LS: That’s almost a philosophical question (laughs). There are computers around us everywhere today, UX and UI is the bridge between a human and a computer. Computers can’t exist on their own, they’re built for human interaction, and without good UX, there is no communication between a human as a user and a computer. This doesn’t only apply to things like games, phones, and computers, but also things without any graphic interface, like smart home technology. People often think of UX as a visual or graphical component, but really, it’s the entire experience.
Have you ever had any female role models?
LS: Ten years ago, when I was working in Russia as a graphic designer, my boss was this amazing lady. I always looked up to her because she was always so positive and optimistic. Not in a fake way – she was really genuine and was great at handling conflict. I thought she was one of the wisest women I’ve ever met. She really inspired me back then and still does today. I don’t think I would be where I am today without her.
What advice would you give to women who want to do what you do?
LS: I’d tell them to think outside the box. Try things that you might think are not for you, because that’s where you’ll find yourself.
What do you think needs to change in order to achieve gender equality in the games industry?

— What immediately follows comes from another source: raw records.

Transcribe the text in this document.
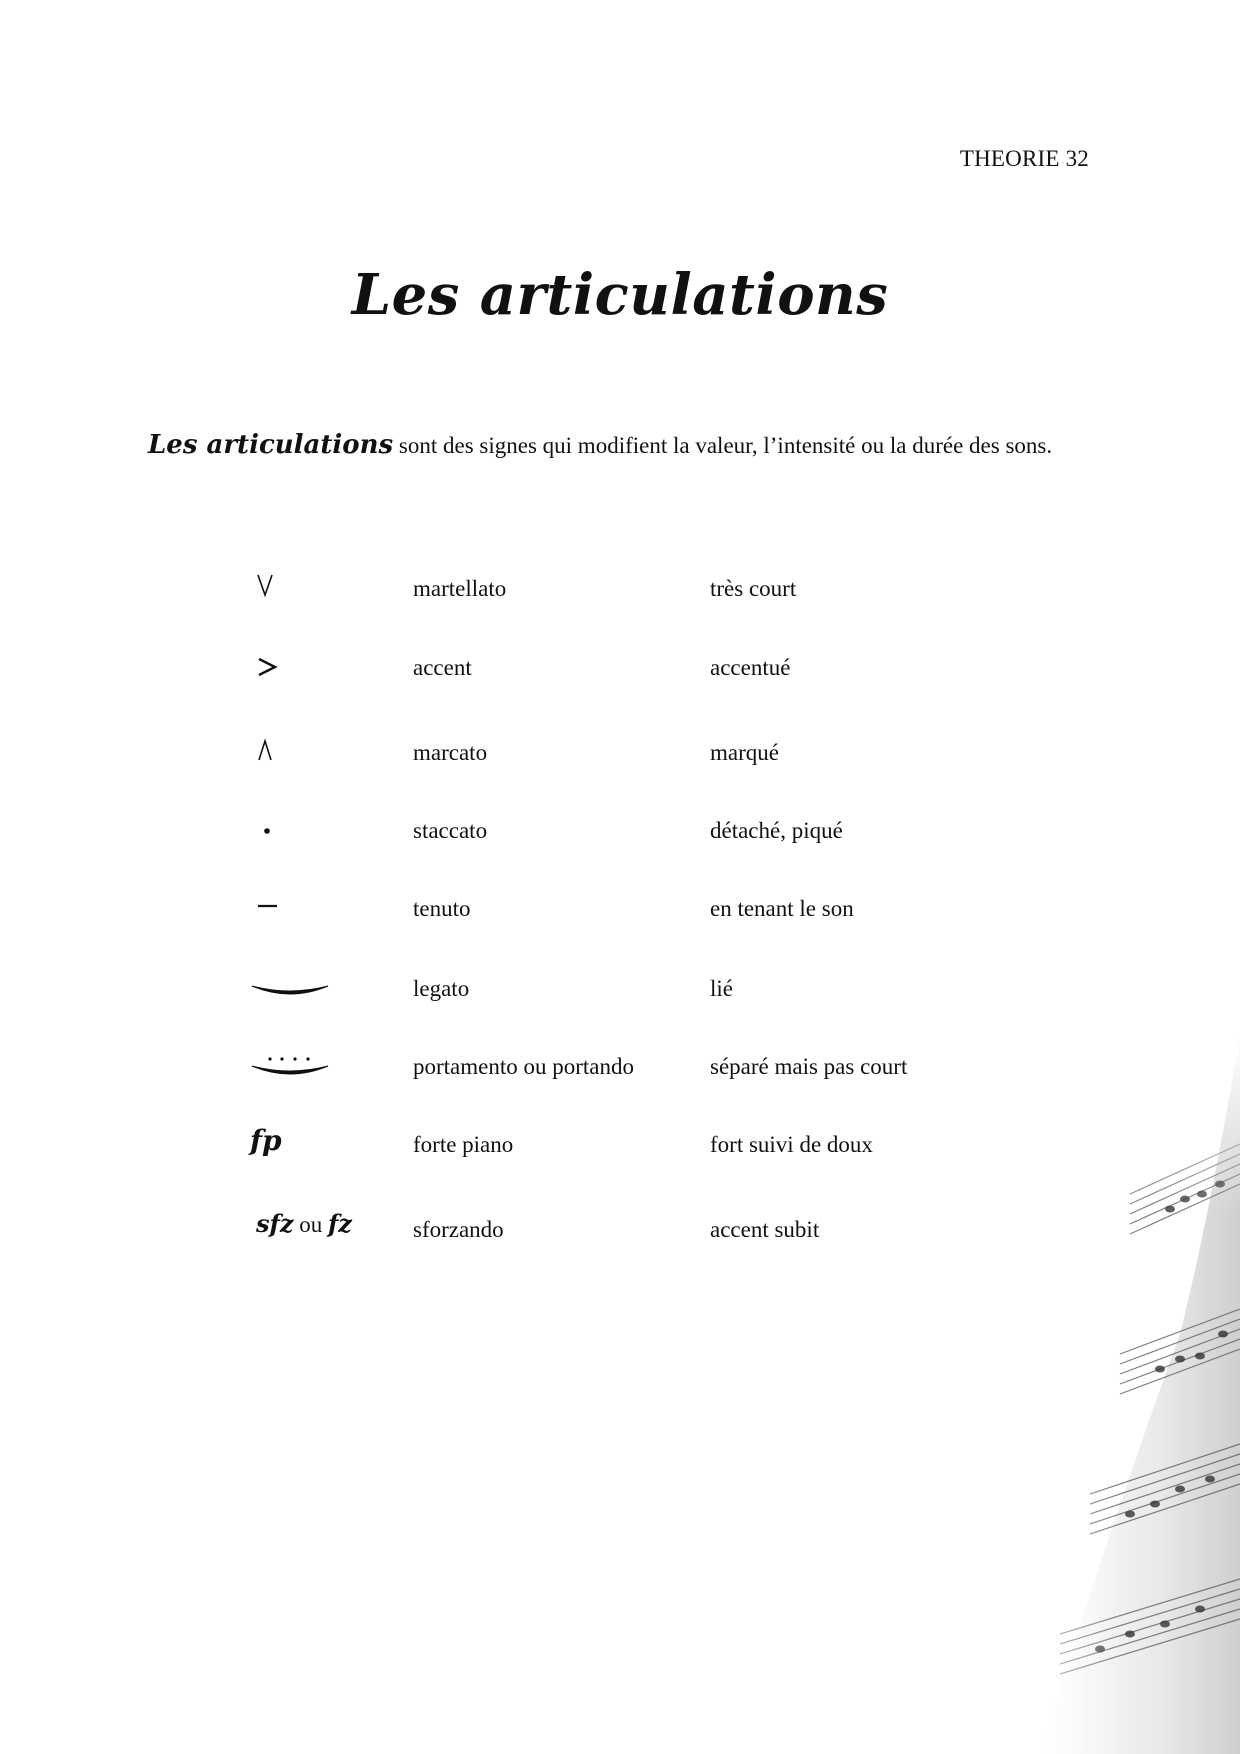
THEORIE 32
Les articulations
Les articulations sont des signes qui modifient la valeur, l’intensité ou la durée des sons.
martellato	très court
accent	accentué
marcato	marqué
staccato	détaché, piqué
tenuto	en tenant le son
legato	lié
portamento ou portando	séparé mais pas court
fp	forte piano	fort suivi de doux
sfz ou fz	sforzando	accent subit
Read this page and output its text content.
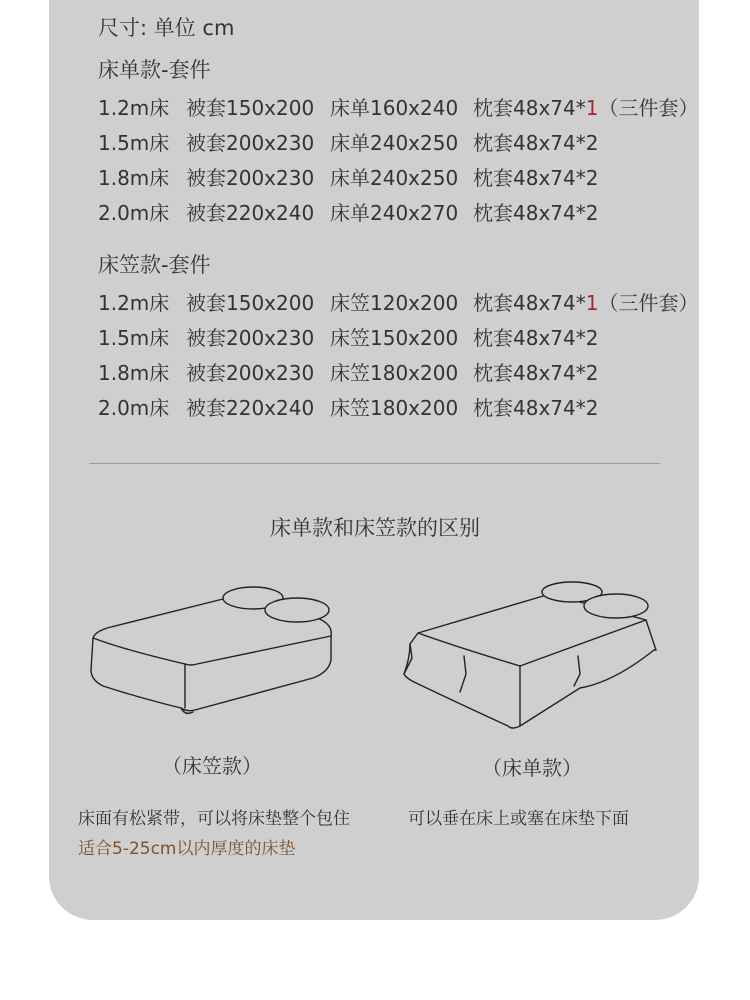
尺寸: 单位 cm
床单款-套件
1.2m床 被套150x200 床单160x240 枕套48x74*1（三件套）
1.5m床 被套200x230 床单240x250 枕套48x74*2
1.8m床 被套200x230 床单240x250 枕套48x74*2
2.0m床 被套220x240 床单240x270 枕套48x74*2
床笠款-套件
1.2m床 被套150x200 床笠120x200 枕套48x74*1（三件套）
1.5m床 被套200x230 床笠150x200 枕套48x74*2
1.8m床 被套200x230 床笠180x200 枕套48x74*2
2.0m床 被套220x240 床笠180x200 枕套48x74*2
床单款和床笠款的区别
（床笠款）	（床单款）
床面有松紧带，可以将床垫整个包住
适合5-25cm以内厚度的床垫
可以垂在床上或塞在床垫下面
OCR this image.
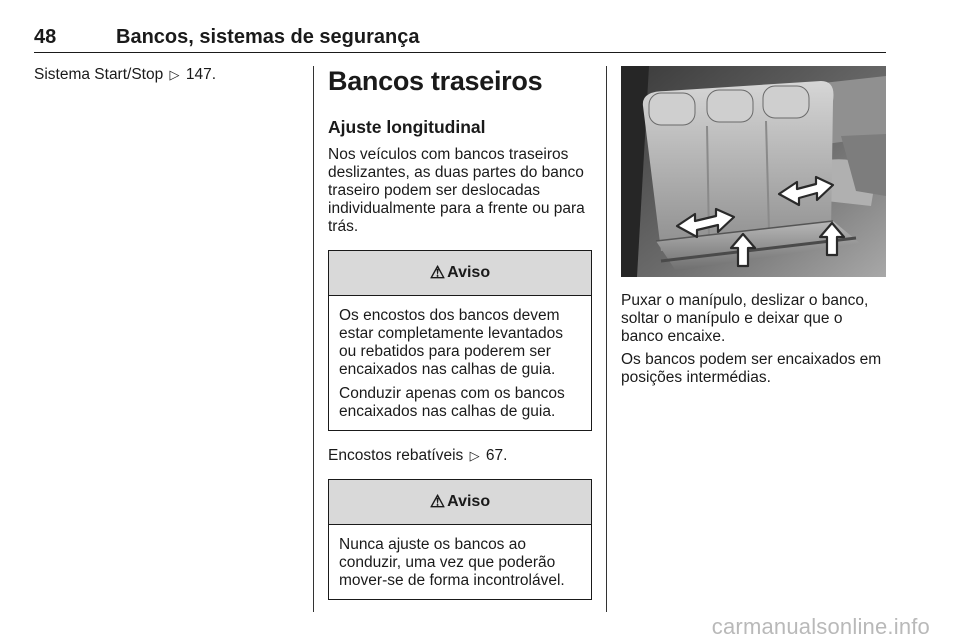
48	Bancos, sistemas de segurança

Sistema Start/Stop ▷ 147.	Bancos traseiros
Ajuste longitudinal

Nos veículos com bancos traseiros deslizantes, as duas partes do banco traseiro podem ser deslocadas individualmente para a frente ou para trás.

⚠ Aviso

Os encostos dos bancos devem estar completamente levantados ou rebatidos para poderem ser encaixados nas calhas de guia.

Conduzir apenas com os bancos encaixados nas calhas de guia.

Encostos rebatíveis ▷ 67.

⚠ Aviso

Nunca ajuste os bancos ao conduzir, uma vez que poderão mover-se de forma incontrolável.

Puxar o manípulo, deslizar o banco, soltar o manípulo e deixar que o banco encaixe.

Os bancos podem ser encaixados em posições intermédias.

carmanualsonline.info
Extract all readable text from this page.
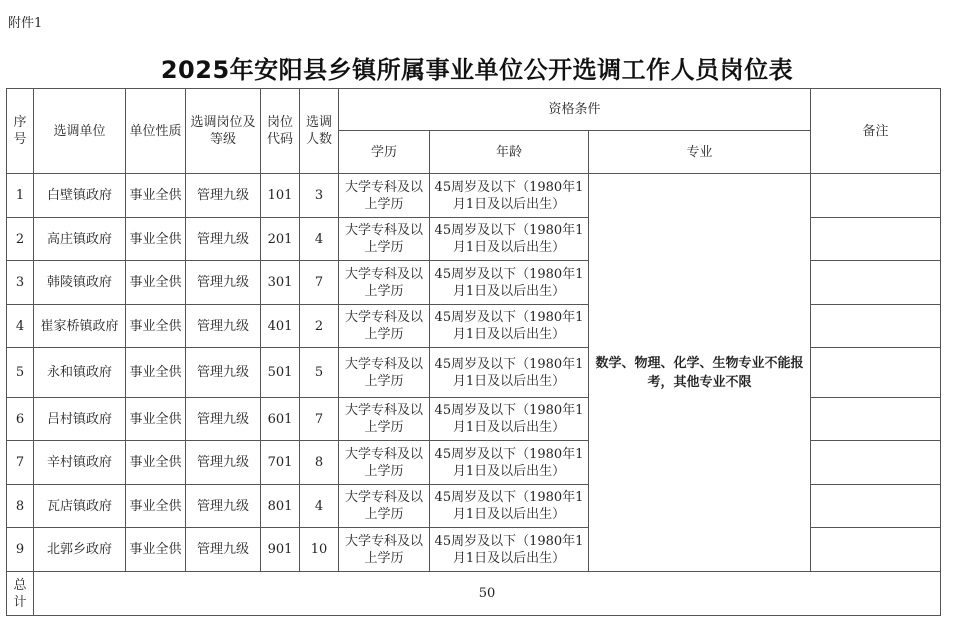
附件1
2025年安阳县乡镇所属事业单位公开选调工作人员岗位表
序号	选调单位	单位性质	选调岗位及等级	岗位代码	选调人数	资格条件			备注
						学历	年龄	专业	
1	白壁镇政府	事业全供	管理九级	101	3	大学专科及以上学历	45周岁及以下（1980年1月1日及以后出生）	数学、物理、化学、生物专业不能报考，其他专业不限	
2	高庄镇政府	事业全供	管理九级	201	4	大学专科及以上学历	45周岁及以下（1980年1月1日及以后出生）		
3	韩陵镇政府	事业全供	管理九级	301	7	大学专科及以上学历	45周岁及以下（1980年1月1日及以后出生）		
4	崔家桥镇政府	事业全供	管理九级	401	2	大学专科及以上学历	45周岁及以下（1980年1月1日及以后出生）		
5	永和镇政府	事业全供	管理九级	501	5	大学专科及以上学历	45周岁及以下（1980年1月1日及以后出生）		
6	吕村镇政府	事业全供	管理九级	601	7	大学专科及以上学历	45周岁及以下（1980年1月1日及以后出生）		
7	辛村镇政府	事业全供	管理九级	701	8	大学专科及以上学历	45周岁及以下（1980年1月1日及以后出生）		
8	瓦店镇政府	事业全供	管理九级	801	4	大学专科及以上学历	45周岁及以下（1980年1月1日及以后出生）		
9	北郭乡政府	事业全供	管理九级	901	10	大学专科及以上学历	45周岁及以下（1980年1月1日及以后出生）		
总计	50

LS: I think it’s more of a societal problem. The games industry inherited the problem from society. That’s why the change is so slow: because it’s on a global scale, it’s happening in all corners of civilization. The unfortunate truth is that there is no easy solution to the problem. If there was, it would be solved by now.
On the other hand, I would like to warn employers from making a mistake of hiring more women “just because they are women”. It’s all over media nowadays and there is a risk that women would be hired just for better statistics and reputation of a company. We want to be hired for our skills, experience and personalities, not just because we are female.
I’m actually very happy that in Sweden, where Massive is, the society is very open-minded and welcoming of diversity. Even in just the three and half years I’ve been at Massive, I’ve seen more and more women each year coming into development positions.